New York — An experimental vaccine designed to tamp down the abnormal immune response that causes Type 1 diabetes helped preserve patients’ insulin-producing cells in a study that may change the way the disease is treated.

Researchers from Stanford University in California and Leiden University Medical Center in the Netherlands created a vaccine that selectively targets the destructive immune cells and stops their attack. The data, from the second of three stages of tests generally needed for regulatory approval, were published yesterday in the journal Science Translational Medicine.

Type 1 diabetes is caused when the body’s immune system destroys insulin-releasing cells in the pancreas, called beta cells, requiring patients to inject themselves with insulin replacement therapy. Scientists have long sought a treatment approach that targets the cause of the disease.
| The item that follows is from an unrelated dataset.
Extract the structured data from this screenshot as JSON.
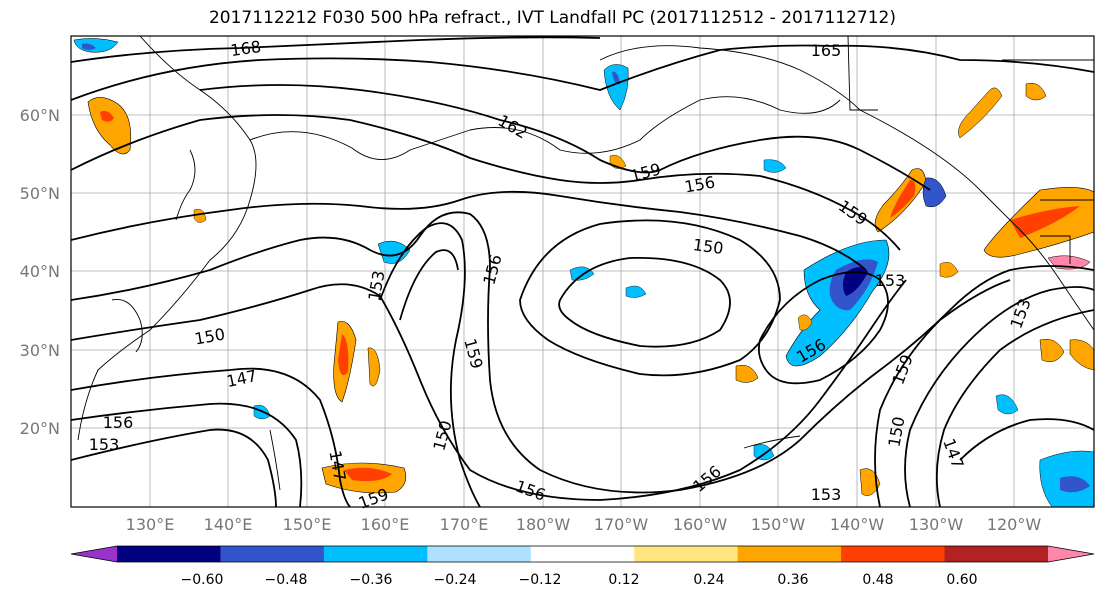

“Although insulin saves people’s lives and was discovered 100 years ago, we need something better than that,” Lawrence Steinman, a professor at Stanford School of Medicine near Palo Alto, Calif., and an author of the study, said in a telephone interview. “One of the long sought-after goals of immunological therapy is to do just this, antigen-specific modulation.”

Type 1 diabetes, also called juvenile diabetes, affects as many as 3 million people in the U.S., according to JDRF, an organization that funds research for the disease. It’s less common than Type 2 diabetes, which develops when the body becomes resistant to insulin or the pancreas stops producing enough insulin, and is linked to excess weight.

The compound, called TOL-3021, boosted the function of pancreatic beta cells and specifically reduced the killer immune cells implicit in Type 1 diabetes.

The trial was done in 80 patients ages 18 to 40 who had been diagnosed with Type 1 diabetes within 5 years. Patients were given an injection of the compound or placebo once a week for 12 weeks, and researchers looked at levels of C-peptide as a marker of the function of insulin-producing beta cells.

Patients taking a 1-milligram dose of TOL-3021 had their C-peptide levels rise 20 percent, compared with a decline of 8.8 percent for patients on placebo, the researchers reported. Immune cells known as T cells that directly targeted the pancreatic beta cells were shown to decline in patients taking the drug, while other T cells weren’t affected. The study turned up no serious side effects.